Phone-hacking claims cost the publisher of the Sun newspapers more than £50m in 2019, contributing to a pre-tax loss of £67.8m for the year.
News Group Newspapers, which also publishes the Sun on Sunday and thesun.co.uk, made turnover of £419.9m for the year to the end of June, up five per cent on the year before.
The publisher, part of Rupert Murdoch’s News UK – a subsidiary of News Corp, paid out £26.7m in damages and legal fees last year in settling civil claims that it illegally intercepted voicemails.
Stars including singer Sir Elton John, actress Elizabeth Hurley and activist Heather Mills accepted payouts ahead of trial in February last year, with soap stars also settling claims.
A number of the claims relate to the News of the World, which was published by NGN until its closure over the phone-hacking scandal in 2011.
NGN paid out a further £25.7m in costs relating to “UK newspaper matters” in 2019, the term used by News Corp for phone-hacking claims.
The publisher has repeatedly said it “makes no admission of liability” in relation to allegations of phone-hacking relating to the Sun.
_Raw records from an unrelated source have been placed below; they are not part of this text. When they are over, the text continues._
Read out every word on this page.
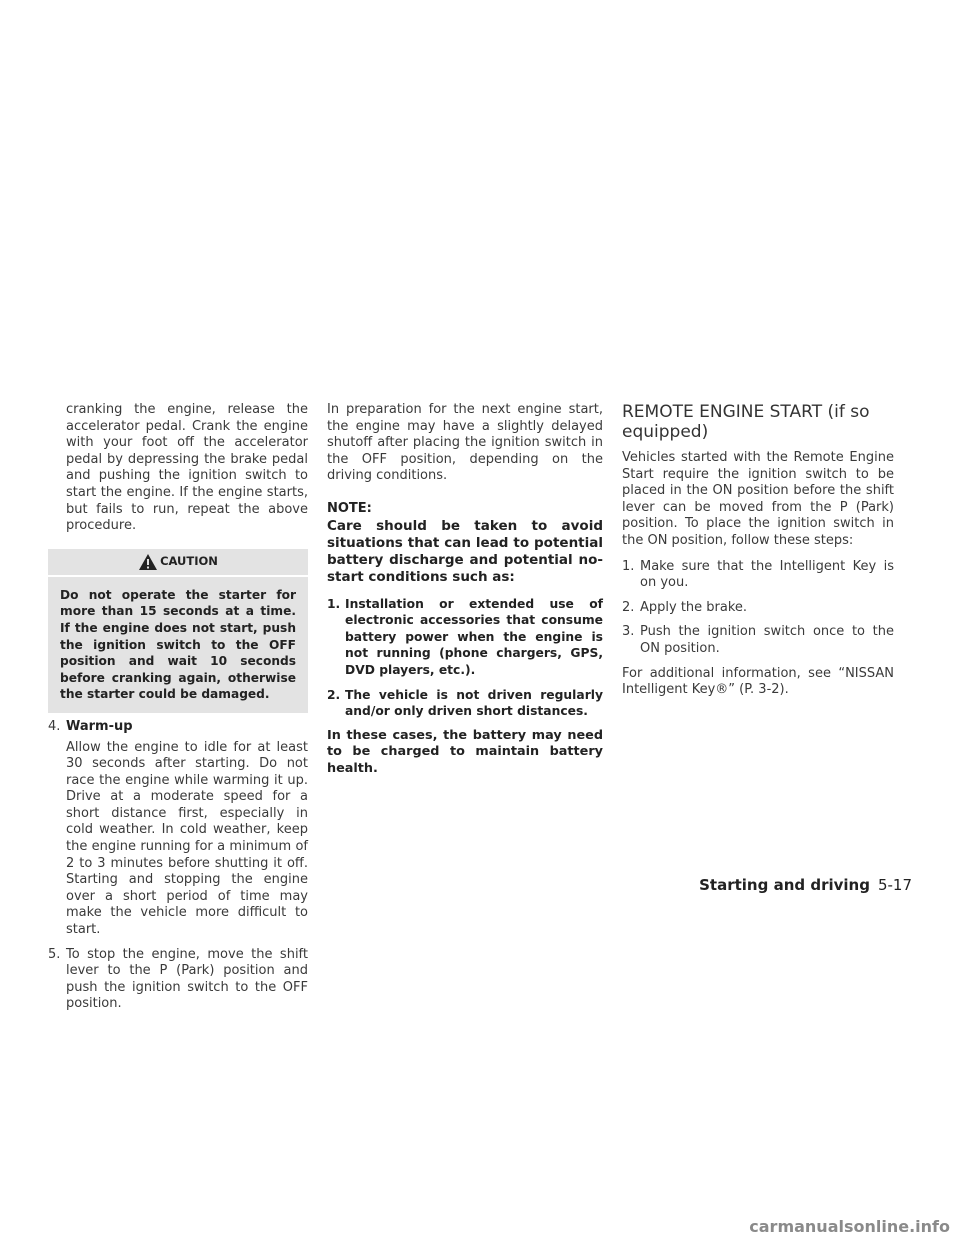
cranking the engine, release the accelerator pedal. Crank the engine with your foot off the accelerator pedal by depressing the brake pedal and pushing the ignition switch to start the engine. If the engine starts, but fails to run, repeat the above procedure.

CAUTION
Do not operate the starter for more than 15 seconds at a time. If the engine does not start, push the ignition switch to the OFF position and wait 10 seconds before cranking again, otherwise the starter could be damaged.
4. Warm-up
Allow the engine to idle for at least 30 seconds after starting. Do not race the engine while warming it up. Drive at a moderate speed for a short distance first, especially in cold weather. In cold weather, keep the engine running for a minimum of 2 to 3 minutes before shutting it off. Starting and stopping the engine over a short period of time may make the vehicle more difficult to start.
5. To stop the engine, move the shift lever to the P (Park) position and push the ignition switch to the OFF position.

In preparation for the next engine start, the engine may have a slightly delayed shutoff after placing the ignition switch in the OFF position, depending on the driving conditions.

NOTE:
Care should be taken to avoid situations that can lead to potential battery discharge and potential no-start conditions such as:
1. Installation or extended use of electronic accessories that consume battery power when the engine is not running (phone chargers, GPS, DVD players, etc.).
2. The vehicle is not driven regularly and/or only driven short distances.
In these cases, the battery may need to be charged to maintain battery health.
REMOTE ENGINE START (if so equipped)

Vehicles started with the Remote Engine Start require the ignition switch to be placed in the ON position before the shift lever can be moved from the P (Park) position. To place the ignition switch in the ON position, follow these steps:

1. Make sure that the Intelligent Key is on you.
2. Apply the brake.
3. Push the ignition switch once to the ON position.

For additional information, see “NISSAN Intelligent Key®” (P. 3-2).

Starting and driving 5-17
carmanualsonline.info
NGN incurred more than £7.2m in redundancy costs in 2019, having called for voluntary redundancies following a pre-tax loss of £91.2m last year.
Although the average monthly number of editorial staff actually increased from 590 in 2018 to 605 in 2019.
Elsewhere at News UK, Times and Sunday Times publisher Times Newspapers reported a 60 per cent drop in pre-tax profits, down from £9.58m to £3.75m in 2019.
The publisher reported turnover of £330.2m, up slightly on the year before.
It is understood that the 20 per cent standard VAT rate on digital editions cost the publisher up to £9m for the year.
It is campaigning for a zero rate for digital editions, to match that in print, having successfully argued the case at a tribunal earlier this year.
Growth in digital subscriptions is said to “remain key to the ongoing success” of the Times titles, which surpassed 300,000 paid digital-only subscribers in August last year.
They have a total of 541,000 subscribers across print and digital.